The company’s same-store sales increased 5.3% in the quarter ended Jan. 2. Full year same-store sales declined 0.4%.
But Jamba said it closed 39 units last year. It opened another 50, giving it total unit count growth of 11 in 2017.
The 39 closed locations, the company said, had average unit volumes below $300,000—or less than half of the average unit volume for Jamba’s remaining store base.
Jamba operated 873 locations as of Jan. 2.
Dave Pace, Jamba’s CEO, said the company spent 2017 exiting underperforming businesses to improve profitability, while selling company-owned stores to franchisees in Chicago, Phoenix and Seattle.
“In 2018, we will continue to focus on improving the customer experience, driving transaction growth and increasing store-level margins,” Pace said in a statement. “With these improvements, we plan to expand our global store footprint and continue to enhance this iconic brand.
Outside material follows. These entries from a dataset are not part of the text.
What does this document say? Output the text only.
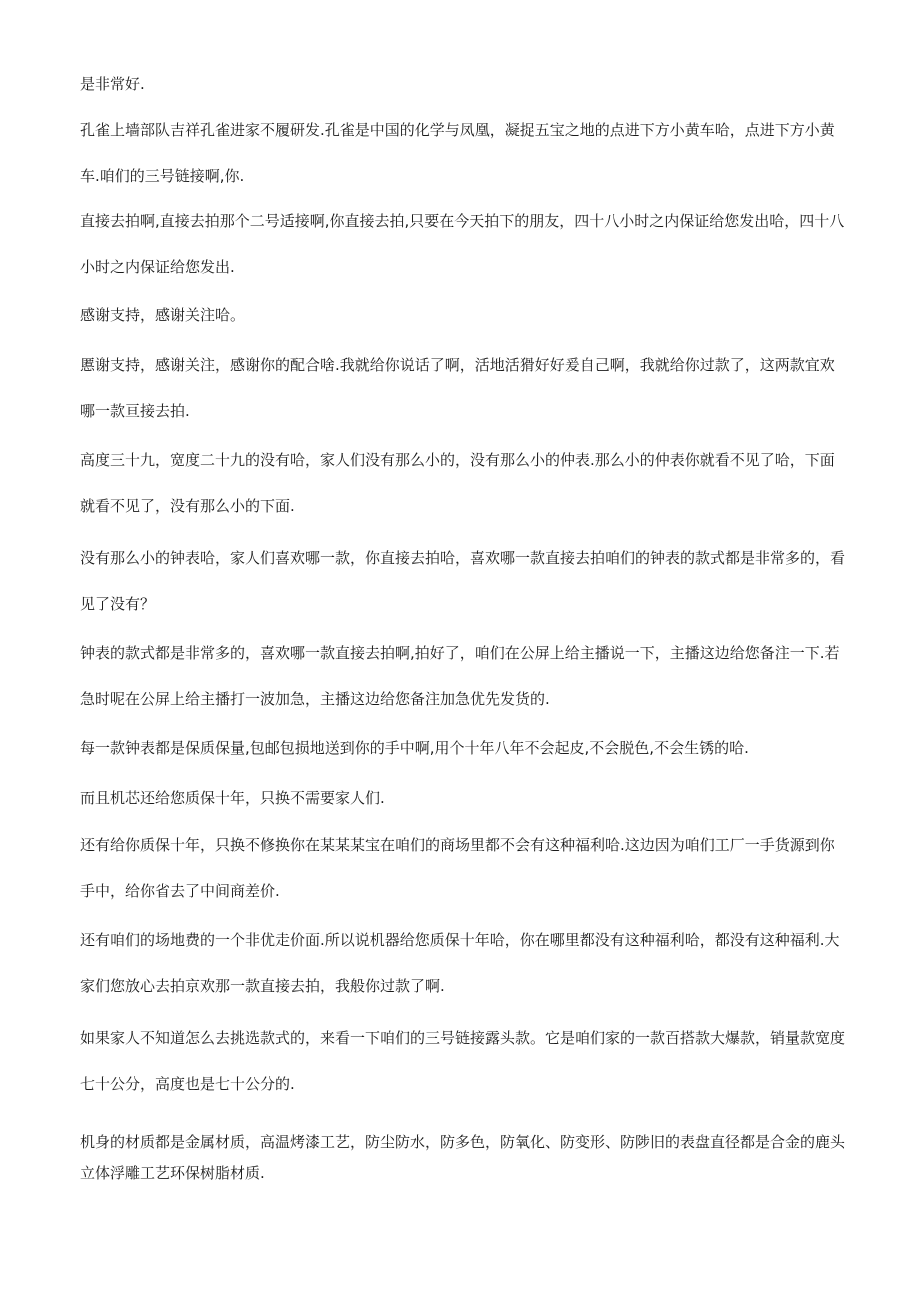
是非常好.

孔雀上墙部队吉祥孔雀进家不履研发.孔雀是中国的化学与凤凰，凝捉五宝之地的点进下方小黄车哈，点进下方小黄车.咱们的三号链接啊,你.

直接去拍啊,直接去拍那个二号适接啊,你直接去拍,只要在今天拍下的朋友，四十八小时之内保证给您发出哈，四十八小时之内保证给您发出.

感谢支持，感谢关注哈。

慝谢支持，感谢关注，感谢你的配合啥.我就给你说话了啊，活地活猾好好爰自己啊，我就给你过款了，这两款宜欢哪一款亘接去拍.

高度三十九，宽度二十九的没有哈，家人们没有那么小的，没有那么小的仲表.那么小的仲表你就看不见了哈，下面就看不见了，没有那么小的下面.

没有那么小的钟表哈，家人们喜欢哪一款，你直接去拍哈，喜欢哪一款直接去拍咱们的钟表的款式都是非常多的，看见了没有？

钟表的款式都是非常多的，喜欢哪一款直接去拍啊,拍好了，咱们在公屏上给主播说一下，主播这边给您备注一下.若急时呢在公屏上给主播打一波加急，主播这边给您备注加急优先发货的.

每一款钟表都是保质保量,包邮包损地送到你的手中啊,用个十年八年不会起皮,不会脱色,不会生锈的哈.

而且机芯还给您质保十年，只换不需要家人们.

还有给你质保十年，只换不修换你在某某某宝在咱们的商场里都不会有这种福利哈.这边因为咱们工厂一手货源到你手中，给你省去了中间商差价.

还有咱们的场地费的一个非优走价面.所以说机器给您质保十年哈，你在哪里都没有这种福利哈，都没有这种福利.大家们您放心去拍京欢那一款直接去拍，我般你过款了啊.

如果家人不知道怎么去挑选款式的，来看一下咱们的三号链接露头款。它是咱们家的一款百搭款大爆款，销量款宽度七十公分，高度也是七十公分的.

机身的材质都是金属材质，高温烤漆工艺，防尘防水，防多色，防氧化、防变形、防陟旧的表盘直径都是合金的鹿头立体浮雕工艺环保树脂材质.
We expect this to result in continued improved financial performance.”
Jamba delayed the filing of several earnings reports in the past year after the chain’s 2016 move from California to Texas. That move cost the company $7.4 million, and the loss of numerous corporate personnel has been cited for the earnings delays.
The delays put the company’s listing on the Nasdaq stock exchange in danger. Jamba said on Monday, however, that Nasdaq allowed it to keep its listing provided it submit its delayed earnings reports by March 15.
Monday’s report was in the form of a company update and did not include financials. Jamba did file its annual report for its 2016 fiscal year on Monday.
“The company is diligently working to satisfy the terms of [Nasdaq’s] decision and fully intends to take all steps necessary to regain compliance with the rule,” Jamba said in its update.
A listing on one of the major stock exchanges is considered key for publicly traded companies, which otherwise can struggle to generate investor interest and therefore have problems raising funds.
Going into trading on Monday, Jamba’s stock had fallen 23% over the past 12 months.
The company said that it started to test catering in 2017 and expanded that test in the second half of the year. The company plans to continue developing that test into new areas this year.
Jamba also hopes that its drive-thru format will help generate sales in the future. The company said its drive-thru locations generate better sales than its standard stores, and thus plans to increase drive-thru openings.
Last year, 10% of the 50 locations the chain opened had a drive-thru. This year, the company plans to have drive-thrus in 25% of its new locations.
Jamba also tested a new store design in five locations, with plans to test the new look on more stores in 2018.
Jamba is expecting same-store sales to be “positive” in 2018, with total revenue of between $68 million to $70 million for the full year.